On firefox, make sure you download the servicepaks. I have one computer with, and the other without. On the one without, firefox won’t download from youtube, so I have to use IE.

Marysdude, you should be glad about the bad economy, it’s all BHO has going for him, and it looks like more bad in the next 2 months. If you’re not that cynical, and want to build for the future, volunteer for the Green Party instead.

Posted by: ohrealy at September 8, 2008 7:41 PM
Comment #262257

>Marysdude, you should be glad about the bad economy, it’s all BHO has going for him, and it looks like more bad in the next 2 months. If you’re not that cynical, and want to build for the future, volunteer for the Green Party instead.

Posted by: ohrealy at September 8, 2008 07:41 PM

ohrealy,

My wife and I live now on a fixed income…you understand that I don’t give a rat’s patootee who’s in charge if the economy’s going right. I’m a Democrat by choice. I honestly believe the ‘me first, everyone else second’ mentality of the Republican party is bad for our American economy, and thus it has been proven through Nixon, Reagan, BushI, and Cheney/Bush.

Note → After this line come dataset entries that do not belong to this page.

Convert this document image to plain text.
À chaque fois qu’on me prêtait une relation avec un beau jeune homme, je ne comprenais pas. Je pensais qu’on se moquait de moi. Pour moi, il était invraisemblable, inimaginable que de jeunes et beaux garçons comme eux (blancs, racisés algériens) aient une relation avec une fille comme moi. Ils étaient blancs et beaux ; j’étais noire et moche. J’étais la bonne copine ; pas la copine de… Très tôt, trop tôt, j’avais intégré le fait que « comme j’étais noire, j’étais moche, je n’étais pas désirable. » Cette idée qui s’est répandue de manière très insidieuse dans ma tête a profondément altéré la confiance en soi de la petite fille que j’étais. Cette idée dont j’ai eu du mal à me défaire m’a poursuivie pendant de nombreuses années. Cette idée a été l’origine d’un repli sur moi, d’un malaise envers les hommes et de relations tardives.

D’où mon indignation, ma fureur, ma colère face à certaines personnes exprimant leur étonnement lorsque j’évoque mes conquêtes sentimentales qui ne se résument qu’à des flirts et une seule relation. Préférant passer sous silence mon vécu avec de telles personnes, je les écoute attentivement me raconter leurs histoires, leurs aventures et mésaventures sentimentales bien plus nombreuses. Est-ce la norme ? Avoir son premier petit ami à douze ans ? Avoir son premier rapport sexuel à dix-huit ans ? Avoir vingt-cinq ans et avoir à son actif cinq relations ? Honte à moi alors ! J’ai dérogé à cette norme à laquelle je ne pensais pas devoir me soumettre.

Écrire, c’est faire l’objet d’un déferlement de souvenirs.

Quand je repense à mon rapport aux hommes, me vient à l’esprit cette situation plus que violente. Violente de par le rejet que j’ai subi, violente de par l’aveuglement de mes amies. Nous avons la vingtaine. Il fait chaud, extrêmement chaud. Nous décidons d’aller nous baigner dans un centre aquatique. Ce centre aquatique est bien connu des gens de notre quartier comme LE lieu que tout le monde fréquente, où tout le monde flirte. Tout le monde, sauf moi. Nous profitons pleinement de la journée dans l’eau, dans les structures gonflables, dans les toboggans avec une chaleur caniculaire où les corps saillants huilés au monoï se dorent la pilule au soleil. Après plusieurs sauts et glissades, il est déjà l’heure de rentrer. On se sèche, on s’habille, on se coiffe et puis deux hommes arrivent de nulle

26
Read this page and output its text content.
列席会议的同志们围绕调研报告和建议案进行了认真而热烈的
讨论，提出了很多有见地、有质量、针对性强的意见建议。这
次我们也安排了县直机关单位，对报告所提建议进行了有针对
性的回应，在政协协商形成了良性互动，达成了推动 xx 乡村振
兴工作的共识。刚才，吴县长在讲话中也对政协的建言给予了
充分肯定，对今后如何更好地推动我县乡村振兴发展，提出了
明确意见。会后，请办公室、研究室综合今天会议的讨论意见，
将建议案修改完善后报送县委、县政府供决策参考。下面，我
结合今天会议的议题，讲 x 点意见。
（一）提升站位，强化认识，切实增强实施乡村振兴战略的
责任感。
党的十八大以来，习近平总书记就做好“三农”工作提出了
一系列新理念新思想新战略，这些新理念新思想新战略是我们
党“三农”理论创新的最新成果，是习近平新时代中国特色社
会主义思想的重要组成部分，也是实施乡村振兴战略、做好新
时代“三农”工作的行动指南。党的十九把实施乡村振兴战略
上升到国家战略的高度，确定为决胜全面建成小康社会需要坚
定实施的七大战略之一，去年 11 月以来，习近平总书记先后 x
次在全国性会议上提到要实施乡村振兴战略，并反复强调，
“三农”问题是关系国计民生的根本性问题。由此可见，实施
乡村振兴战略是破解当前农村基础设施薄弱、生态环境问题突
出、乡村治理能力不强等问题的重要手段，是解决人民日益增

If you are right about this up-coming election and McPain/Palin do upset the apple cart…I’m not sure, but I think Mother and I may find ourselves in a refrigerator box somewhere under a bridge. This s**t is no joke to me…just call me a different kind of cynic.

The Green party is a good party, but I don’t have the time to wait for it to catch up with the rest of America…ideals are my cup o’ tea, so to speak, but when starvation beckons, ideals fly right out the window.

Now, let’s get serious about ending this travesty in Iraq, let’s go get ben Ladin and get out of Afghanistan, let’s quit spewing nonsense about drilling oil for our future and start the moon-shot program for renewables, let’s get someone in high office that can generate good feelings toward America among nations, and let’s straighten out this economy so that people like me and my wife can quit worrying about whether we’ll eat or buy medicine.

I don’t think the Greens are equipped with the horsepower needed for all that. And, I know very well that the Republicans won’t…wouldn’t even if they could…it would strain their relations with all the oil lobbyists, the NRA and some frikkin church somewhere.